In the April quarter, National Bank of Canada’s adjusted earnings more than doubled from a year ago to $2.25 per share — beating analysts’ consensus estimates by 13%. Its earnings are expected to rise by more than 41% in the ongoing fiscal year 2021. Many other Canadian banks faced big operational challenges last year. In contrast, National Bank of Canada’s revenue has consistently been rising for the last nine quarters in a row. In recent quarters, the bank has seen a notable reduction in provisions for credit losses amid an improving macroeconomic outlook.
National Bank of Canada stock is currently trading with a nearly 4% drop in June against a 2% rise in the TSX Composite Index. Long-term investors could buy its stock before it starts rising again.
Kinross Gold stock
Kinross Gold (TSX:K)(NYSE:KGC) is a Toronto-based gold mining company. After surging by 12.5% in May, its stock is down more than 2% on a month-to-date basis.
In the first quarter, the company reported a 50% YoY (year-over-year) rise in its adjusted earnings to US$0.15 per share. During the quarter, its adjusted net profit margin expanded to 19.5% from 14.5% a year ago. Kinross Gold is currently focusing on lowering its mining costs, which should help it improve its profitability further.

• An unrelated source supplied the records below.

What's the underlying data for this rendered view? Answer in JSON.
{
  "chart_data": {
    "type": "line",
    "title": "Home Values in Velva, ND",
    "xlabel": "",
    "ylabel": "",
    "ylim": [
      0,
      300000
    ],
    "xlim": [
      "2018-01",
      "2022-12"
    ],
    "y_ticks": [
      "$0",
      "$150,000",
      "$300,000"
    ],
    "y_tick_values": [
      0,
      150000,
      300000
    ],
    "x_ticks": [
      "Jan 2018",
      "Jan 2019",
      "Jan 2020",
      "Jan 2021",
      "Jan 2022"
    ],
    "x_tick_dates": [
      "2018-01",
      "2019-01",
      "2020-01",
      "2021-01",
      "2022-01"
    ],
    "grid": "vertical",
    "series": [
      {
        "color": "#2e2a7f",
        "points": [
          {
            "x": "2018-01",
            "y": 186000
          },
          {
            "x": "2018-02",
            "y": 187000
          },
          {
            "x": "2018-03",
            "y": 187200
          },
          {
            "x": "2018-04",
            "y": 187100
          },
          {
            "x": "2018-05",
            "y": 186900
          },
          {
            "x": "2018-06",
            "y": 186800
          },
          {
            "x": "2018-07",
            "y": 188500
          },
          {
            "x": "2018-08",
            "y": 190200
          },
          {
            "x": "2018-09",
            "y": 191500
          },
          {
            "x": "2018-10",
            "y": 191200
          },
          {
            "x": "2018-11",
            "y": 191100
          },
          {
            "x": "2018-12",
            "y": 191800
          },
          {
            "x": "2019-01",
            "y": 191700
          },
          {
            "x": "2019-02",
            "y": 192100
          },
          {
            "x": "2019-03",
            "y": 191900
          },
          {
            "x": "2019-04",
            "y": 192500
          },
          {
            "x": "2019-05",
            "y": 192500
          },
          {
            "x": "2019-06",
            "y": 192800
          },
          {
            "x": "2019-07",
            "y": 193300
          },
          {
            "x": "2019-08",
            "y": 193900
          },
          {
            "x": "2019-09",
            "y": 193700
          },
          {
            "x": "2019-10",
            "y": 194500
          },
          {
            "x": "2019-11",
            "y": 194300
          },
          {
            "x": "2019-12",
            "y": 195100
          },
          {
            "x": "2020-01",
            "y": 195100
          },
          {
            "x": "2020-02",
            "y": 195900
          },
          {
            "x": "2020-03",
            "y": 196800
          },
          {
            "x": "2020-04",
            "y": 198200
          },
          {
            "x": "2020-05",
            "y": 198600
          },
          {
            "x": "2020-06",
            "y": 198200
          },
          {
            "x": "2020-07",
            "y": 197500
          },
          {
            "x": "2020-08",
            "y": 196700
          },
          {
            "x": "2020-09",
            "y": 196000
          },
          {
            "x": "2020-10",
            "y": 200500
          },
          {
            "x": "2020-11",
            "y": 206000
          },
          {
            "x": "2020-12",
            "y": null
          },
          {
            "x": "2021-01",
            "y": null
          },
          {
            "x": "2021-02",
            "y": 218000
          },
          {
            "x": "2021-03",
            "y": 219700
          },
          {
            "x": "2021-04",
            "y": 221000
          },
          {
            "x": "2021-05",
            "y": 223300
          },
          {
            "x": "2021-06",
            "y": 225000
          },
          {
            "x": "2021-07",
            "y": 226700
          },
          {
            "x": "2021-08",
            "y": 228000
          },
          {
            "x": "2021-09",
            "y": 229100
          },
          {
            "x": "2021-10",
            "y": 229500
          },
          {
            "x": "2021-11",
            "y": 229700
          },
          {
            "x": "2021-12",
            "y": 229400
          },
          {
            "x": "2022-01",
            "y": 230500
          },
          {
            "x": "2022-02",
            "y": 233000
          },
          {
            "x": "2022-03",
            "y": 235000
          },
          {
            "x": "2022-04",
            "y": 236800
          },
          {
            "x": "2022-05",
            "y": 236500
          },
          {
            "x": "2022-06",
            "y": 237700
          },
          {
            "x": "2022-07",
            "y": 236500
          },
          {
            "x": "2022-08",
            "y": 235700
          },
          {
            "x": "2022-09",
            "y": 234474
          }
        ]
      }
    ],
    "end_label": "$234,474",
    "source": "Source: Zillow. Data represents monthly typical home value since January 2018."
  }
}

Overall, Kinross Gold’s strong cash flows, along with a healthy financial growth track record, make its stock worth buying on a dip in June 2021. Its TSX-listed stock has risen by about 2% this year so far after ending 2020 with 52% gains.
Teck Resources stock
The shares of Teck Resources (TSX:TECK.B)(NYSE:TECK) fell by 4% last week. It’s another amazing stock that you may want to add to your portfolio right now.
Teck Resources’s revenue growth turned positive recently in the first quarter after facing a negative trend in the previous six quarters. In Q1 2021, its revenue rose by 7.2% YoY to $2.54 billion — meeting its sales guidance for the quarter. Analysts expect its sales growth trend to improve further, expecting a 28% increase in 2021. Teck Resources’s adjusted net profit more than doubled to $326 million in the March quarter with a significantly expanded margin of 12.8%. In the first quarter of 2020, its bottom-line margin was near 4%.
Its improving operational performance and rising commodity prices could help Teck Resources report solid financial growth in 2021. I expect these positive factors to drive its stock higher in the coming months.